A Pacific Island Challenge to European Air Pollution
New York Times
Σαβ, 23 Ιανουαρίου 2010 - 12:53
A Pacific island nation has challenged plans by the Czech Republic to refit a coal-fired power station, in an appeal that environmental advocates on Monday described as the first of its kind. The case focuses on efforts by a Czech utility, the CEZ Group, to prolong the life of the power plant in Prunerov, close to the German border.

A Pacific island nation has challenged plans by the Czech Republic to refit a coal-fired power station, in an appeal that environmental advocates on Monday described as the first of its kind.

The case focuses on efforts by a Czech utility, the CEZ Group, to prolong the life of the power plant in Prunerov, close to the German border. The Federated States of Micronesia maintains that doing so would result in continued emissions of greenhouse gases that contribute to global warming, which it says threaten its existence.

“Climate change is real and it is happening on our shores,” Andrew Yatilman, the director of Micronesia’s office of environment and emergency management, told Reuters. “It’s a matter of survival for us. If you look at the map of the Pacific, we’re just dots in the middle of the ocean.”

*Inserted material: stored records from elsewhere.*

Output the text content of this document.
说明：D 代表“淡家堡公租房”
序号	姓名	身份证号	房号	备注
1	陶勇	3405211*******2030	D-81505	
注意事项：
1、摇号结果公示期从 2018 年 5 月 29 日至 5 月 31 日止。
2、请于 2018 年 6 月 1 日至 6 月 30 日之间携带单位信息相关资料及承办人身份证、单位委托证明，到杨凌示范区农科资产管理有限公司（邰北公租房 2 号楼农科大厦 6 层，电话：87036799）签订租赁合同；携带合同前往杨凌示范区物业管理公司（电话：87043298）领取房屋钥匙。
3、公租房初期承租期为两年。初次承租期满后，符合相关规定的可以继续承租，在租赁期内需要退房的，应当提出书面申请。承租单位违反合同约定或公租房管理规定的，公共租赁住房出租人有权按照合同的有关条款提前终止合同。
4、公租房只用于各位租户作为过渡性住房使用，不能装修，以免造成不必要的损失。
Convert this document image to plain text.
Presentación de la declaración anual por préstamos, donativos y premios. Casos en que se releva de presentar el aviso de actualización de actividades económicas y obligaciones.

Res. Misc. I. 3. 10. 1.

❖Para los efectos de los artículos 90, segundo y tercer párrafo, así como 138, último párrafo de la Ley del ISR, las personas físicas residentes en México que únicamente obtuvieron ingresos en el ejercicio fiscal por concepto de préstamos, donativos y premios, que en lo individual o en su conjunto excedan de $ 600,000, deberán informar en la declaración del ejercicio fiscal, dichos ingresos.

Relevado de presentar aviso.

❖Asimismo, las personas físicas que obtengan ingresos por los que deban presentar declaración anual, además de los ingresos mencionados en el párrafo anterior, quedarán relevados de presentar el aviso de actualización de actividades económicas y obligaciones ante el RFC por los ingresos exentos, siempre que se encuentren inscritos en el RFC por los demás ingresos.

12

Micronesia submitted its arguments to the Czech Ministry of Environment on Jan. 4.

Greenpeace, which is supporting the action by Micronesia, demanded last month that the Czech Republic decommission the plant by 2016.

The Czech authorities were scheduled to take Micronesia’s complaint into account this week in deciding whether the plant was environmentally acceptable, said Jan Rovensky, an energy and climate campaigner with Greenpeace Czech Republic.

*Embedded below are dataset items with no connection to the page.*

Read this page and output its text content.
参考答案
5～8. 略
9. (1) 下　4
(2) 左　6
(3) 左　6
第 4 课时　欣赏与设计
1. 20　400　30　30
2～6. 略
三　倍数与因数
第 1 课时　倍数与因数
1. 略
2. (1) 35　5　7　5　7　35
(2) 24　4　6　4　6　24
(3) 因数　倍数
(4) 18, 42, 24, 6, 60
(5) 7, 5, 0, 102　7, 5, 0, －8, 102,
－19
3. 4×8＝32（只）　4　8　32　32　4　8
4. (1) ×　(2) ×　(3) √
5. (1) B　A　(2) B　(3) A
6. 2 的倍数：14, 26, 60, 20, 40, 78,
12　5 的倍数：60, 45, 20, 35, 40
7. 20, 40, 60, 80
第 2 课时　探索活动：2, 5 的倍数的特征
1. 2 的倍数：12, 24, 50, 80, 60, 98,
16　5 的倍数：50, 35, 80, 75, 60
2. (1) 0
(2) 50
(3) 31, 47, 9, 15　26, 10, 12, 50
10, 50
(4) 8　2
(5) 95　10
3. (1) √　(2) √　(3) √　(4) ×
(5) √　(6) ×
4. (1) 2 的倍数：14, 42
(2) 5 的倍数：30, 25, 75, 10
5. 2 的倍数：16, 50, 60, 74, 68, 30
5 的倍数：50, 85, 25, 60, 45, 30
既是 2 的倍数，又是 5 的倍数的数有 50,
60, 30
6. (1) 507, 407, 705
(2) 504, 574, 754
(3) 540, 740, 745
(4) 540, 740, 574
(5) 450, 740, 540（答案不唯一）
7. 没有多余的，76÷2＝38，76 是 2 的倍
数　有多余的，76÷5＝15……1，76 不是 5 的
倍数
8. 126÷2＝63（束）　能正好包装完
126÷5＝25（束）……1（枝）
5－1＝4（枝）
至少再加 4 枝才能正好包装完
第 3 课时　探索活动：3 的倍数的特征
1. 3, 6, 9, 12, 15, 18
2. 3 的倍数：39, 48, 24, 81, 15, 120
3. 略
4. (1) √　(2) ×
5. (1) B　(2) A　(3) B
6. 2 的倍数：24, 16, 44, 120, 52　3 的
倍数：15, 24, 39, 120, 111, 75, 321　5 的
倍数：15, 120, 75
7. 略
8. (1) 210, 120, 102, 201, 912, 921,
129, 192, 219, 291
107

Attempts to reach the ministry on Monday were not successful. But Eva Novakova, a press officer for the CEZ Group, said the project already had “obtained positive opinions” from the Czech environmental authorities.

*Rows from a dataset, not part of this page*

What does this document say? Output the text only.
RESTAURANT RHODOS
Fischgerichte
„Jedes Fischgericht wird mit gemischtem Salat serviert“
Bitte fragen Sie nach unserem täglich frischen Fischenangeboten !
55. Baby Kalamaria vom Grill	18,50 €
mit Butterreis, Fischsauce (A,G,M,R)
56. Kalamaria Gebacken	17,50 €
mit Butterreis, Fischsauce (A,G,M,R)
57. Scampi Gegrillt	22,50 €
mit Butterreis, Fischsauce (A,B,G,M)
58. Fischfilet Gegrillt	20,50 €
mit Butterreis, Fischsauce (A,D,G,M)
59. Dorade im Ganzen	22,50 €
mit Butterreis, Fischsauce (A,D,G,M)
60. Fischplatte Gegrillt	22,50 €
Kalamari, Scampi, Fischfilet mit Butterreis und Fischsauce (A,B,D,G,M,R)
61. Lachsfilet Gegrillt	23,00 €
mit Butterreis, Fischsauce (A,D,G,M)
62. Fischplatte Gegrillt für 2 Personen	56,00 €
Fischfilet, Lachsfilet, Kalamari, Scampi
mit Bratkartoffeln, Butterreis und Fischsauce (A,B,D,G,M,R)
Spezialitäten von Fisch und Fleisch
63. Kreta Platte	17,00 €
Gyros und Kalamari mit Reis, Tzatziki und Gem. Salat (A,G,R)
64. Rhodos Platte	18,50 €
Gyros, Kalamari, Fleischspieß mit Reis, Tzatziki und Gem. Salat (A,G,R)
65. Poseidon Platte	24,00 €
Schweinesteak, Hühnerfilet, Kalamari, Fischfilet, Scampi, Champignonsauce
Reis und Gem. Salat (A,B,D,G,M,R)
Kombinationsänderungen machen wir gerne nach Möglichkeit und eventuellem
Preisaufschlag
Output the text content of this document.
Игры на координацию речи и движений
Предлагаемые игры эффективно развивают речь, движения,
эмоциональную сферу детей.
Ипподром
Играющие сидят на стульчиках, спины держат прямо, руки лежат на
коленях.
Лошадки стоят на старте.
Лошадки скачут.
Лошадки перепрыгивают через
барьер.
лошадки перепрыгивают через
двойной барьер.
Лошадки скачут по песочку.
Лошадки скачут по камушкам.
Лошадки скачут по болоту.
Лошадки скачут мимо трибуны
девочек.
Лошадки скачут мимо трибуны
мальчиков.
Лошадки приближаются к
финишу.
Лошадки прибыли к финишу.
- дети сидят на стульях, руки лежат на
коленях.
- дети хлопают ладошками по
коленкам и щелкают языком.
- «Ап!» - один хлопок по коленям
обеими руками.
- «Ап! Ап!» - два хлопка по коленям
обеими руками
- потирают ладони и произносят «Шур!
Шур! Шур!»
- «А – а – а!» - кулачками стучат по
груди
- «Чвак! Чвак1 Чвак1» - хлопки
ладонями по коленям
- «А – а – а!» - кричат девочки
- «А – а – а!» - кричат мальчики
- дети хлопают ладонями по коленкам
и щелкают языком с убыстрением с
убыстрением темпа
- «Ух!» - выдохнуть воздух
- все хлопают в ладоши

Ms. Novakova said that the refit and a closure of one unit would cut emissions of carbon dioxide from the plant by 31 percent.

Pressure has increased against coal-fired power, putting obstacles in the way of new plants in the United States and Europe.

The failure of nations at the Copenhagen conference to agree to a timetable for a binding agreement on curbing climate change or to agree on a target for reducing emissions by midcentury appears to have lent new urgency to anti-coal campaigns.

Greenpeace said the Czech case put governments and companies “on notice that states vulnerable to climate change are keen to explore new avenues to challenge decisions on projects that contribute to climate change.”

Prunerov is among the largest coal-fired plants in the European Union and the largest single source of carbon dioxide emissions in the Czech Republic.

Without the refit, the plant would close in 2020, but with the refit the station would keep operating until about 2035, said Ms. Novakova.

Leaders of Micronesia, which consists of more than 600 islands grouped into four states, say they are especially vulnerable to phenomena linked to climate change, including a rising sea level, increasingly powerful storms and ocean acidification.